7. In reply, the learned counsel supports the order of Tribunal and submits that the findings recorded by the Tribunal are essentially findings of fact which cannot be interfered with under section 260-A of the Act. He submits that only the few depositors were asked to be produced by the Assessing Authority and they were produced. The assessee Firm is a finance Firm and it has received deposits of small amount from various persons ranging from Rs.4500/- to Rs.9500/- and Rs.3,750/- to Rs.11,500/-.

Considered the respective submissions of learned counsel for the parties and perused the record.

8. A bare perusal of the order of Tribunal would show that it runs into fourteen pages and is divided in 18 paragraphs. Upto paragraph 13, the Tribunal has noticed the facts of the case and argument of counsel for parties. Without assigning any reason, the Tribunal has jumped to its conclusion as recorded in paragraph-14 of its order. For the sake of convenience, the said paragraph is reproduced below:-

14. After careful consideration of the rival submissions and facts and circumstances of the case, we are of the opinion that so far as deposits under various heads are concerned, the assessee being carrying on the business of financing and having filed confirmations as well as produced some of the depositors and also having requested the Assessing Officer to call for further information or personal presence of the depositors by exercising his power u/s. 133(6) or 131 of the Act, had discharged the onus put on it by the provisions of s. 68 of the Act and the Revenue Authorities did not consider the assessee’s request (supra), the addition cannot be sustained in law. This conclusion of ours is supported by the decision in various cases as listed in para no.9 of this order (supra). Respectfully following the decisions in aforesaid cases and in the fact that Revenue Authorities failed to consider the assessee’s request for calling for information u/s. 133(6) or u/s. 131 of the Act, we delete the addition in question.

9. A perusal of the above quoted para would show that the Tribunal has not applied its mind to the various aspects of the case and has allowed the appeal of the assessee by making general remarks. The Tribunal being last fact finding authority should have considered the evidence and material produced by the respective parties in support of its findings. The order of Tribunal is far from satisfactory and therefore, the same cannot be allowed to stand.

10. Besides the above, the learned counsel for the department submits that in view of the aforesaid judgment of this Court in the case of Jagmohan Ram Ram Chandra 2004 Indlaw ALL 126 (supra) the finding recorded by the Tribunal in paragraph-16 is unjustified which is being disputed by the learned counsel for the assessee.
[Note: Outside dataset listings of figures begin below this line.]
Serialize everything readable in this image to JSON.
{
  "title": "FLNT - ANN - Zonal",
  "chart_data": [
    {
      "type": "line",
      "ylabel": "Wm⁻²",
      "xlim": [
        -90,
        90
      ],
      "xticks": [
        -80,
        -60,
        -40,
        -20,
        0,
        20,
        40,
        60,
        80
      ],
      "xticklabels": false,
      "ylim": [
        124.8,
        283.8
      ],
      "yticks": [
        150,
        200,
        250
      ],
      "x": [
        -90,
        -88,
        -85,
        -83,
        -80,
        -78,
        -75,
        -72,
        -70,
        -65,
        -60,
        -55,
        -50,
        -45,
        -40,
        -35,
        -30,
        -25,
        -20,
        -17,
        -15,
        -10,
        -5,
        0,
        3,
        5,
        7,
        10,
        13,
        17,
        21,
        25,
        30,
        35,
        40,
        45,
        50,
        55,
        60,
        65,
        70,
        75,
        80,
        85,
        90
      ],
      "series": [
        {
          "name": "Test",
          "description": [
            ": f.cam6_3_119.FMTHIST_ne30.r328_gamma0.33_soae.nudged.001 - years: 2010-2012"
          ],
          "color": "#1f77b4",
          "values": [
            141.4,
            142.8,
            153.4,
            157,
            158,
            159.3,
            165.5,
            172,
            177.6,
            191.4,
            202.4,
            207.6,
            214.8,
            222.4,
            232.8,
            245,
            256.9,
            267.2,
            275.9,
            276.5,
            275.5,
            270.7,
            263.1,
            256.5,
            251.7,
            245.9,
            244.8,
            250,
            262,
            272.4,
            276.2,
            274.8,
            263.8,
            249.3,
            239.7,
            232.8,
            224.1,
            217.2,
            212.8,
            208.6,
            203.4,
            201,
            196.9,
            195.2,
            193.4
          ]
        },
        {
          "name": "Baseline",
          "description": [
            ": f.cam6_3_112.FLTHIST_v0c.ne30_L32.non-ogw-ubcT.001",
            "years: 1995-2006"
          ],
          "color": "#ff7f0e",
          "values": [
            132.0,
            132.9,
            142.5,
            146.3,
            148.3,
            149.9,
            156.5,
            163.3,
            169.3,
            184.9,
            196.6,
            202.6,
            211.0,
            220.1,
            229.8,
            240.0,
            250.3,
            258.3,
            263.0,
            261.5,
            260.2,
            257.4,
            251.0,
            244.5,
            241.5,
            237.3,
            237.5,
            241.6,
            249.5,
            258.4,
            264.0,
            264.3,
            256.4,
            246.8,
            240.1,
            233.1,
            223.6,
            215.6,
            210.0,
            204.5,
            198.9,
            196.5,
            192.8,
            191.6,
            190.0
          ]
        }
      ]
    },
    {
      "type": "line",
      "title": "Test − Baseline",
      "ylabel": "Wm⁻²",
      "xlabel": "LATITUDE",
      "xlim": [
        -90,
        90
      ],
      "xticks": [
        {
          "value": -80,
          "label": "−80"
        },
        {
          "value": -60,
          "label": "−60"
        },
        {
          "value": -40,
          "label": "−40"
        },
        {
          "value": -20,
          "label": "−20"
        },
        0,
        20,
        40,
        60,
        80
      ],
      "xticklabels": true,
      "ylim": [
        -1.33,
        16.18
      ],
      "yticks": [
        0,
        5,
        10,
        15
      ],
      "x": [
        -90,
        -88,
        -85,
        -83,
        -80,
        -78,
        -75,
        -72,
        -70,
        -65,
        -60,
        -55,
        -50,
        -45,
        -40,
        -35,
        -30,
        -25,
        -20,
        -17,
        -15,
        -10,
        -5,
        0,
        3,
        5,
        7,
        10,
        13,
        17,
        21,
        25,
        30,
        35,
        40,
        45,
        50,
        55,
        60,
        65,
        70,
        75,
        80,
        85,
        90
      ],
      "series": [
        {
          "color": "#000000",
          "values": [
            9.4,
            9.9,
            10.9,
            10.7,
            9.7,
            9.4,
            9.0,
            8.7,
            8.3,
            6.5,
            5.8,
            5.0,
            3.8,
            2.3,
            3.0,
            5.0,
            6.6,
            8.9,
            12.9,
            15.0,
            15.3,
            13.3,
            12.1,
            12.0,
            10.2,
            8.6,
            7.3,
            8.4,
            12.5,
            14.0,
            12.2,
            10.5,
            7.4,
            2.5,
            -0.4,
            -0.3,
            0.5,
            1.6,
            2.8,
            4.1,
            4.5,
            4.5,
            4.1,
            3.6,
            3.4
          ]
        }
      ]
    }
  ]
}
11. In view of the fact that we are remanding the matter back to the Tribunal, it is not necessary for us to say anything in this regard. By way of clarification, it is added that the entire order of the Tribunal is set aside and the matter is restored back to the Tribunal to decide the appeal afresh in the light of observations made above keeping in view the ingredients of s. 68 of the Income Tax Act and other relevant provisions.

12. In the result, the order of Tribunal cannot be allowed to stand. The appeal succeeds and is allowed. The order dated 29th of March, 2005 is hereby set aside and the matter is restored back to the Tribunal to rehear and redecide the ITA No.150/Agra/2001. It will do good by deciding the appeal preferably within a period of six months from the date of production of certified copy of this order.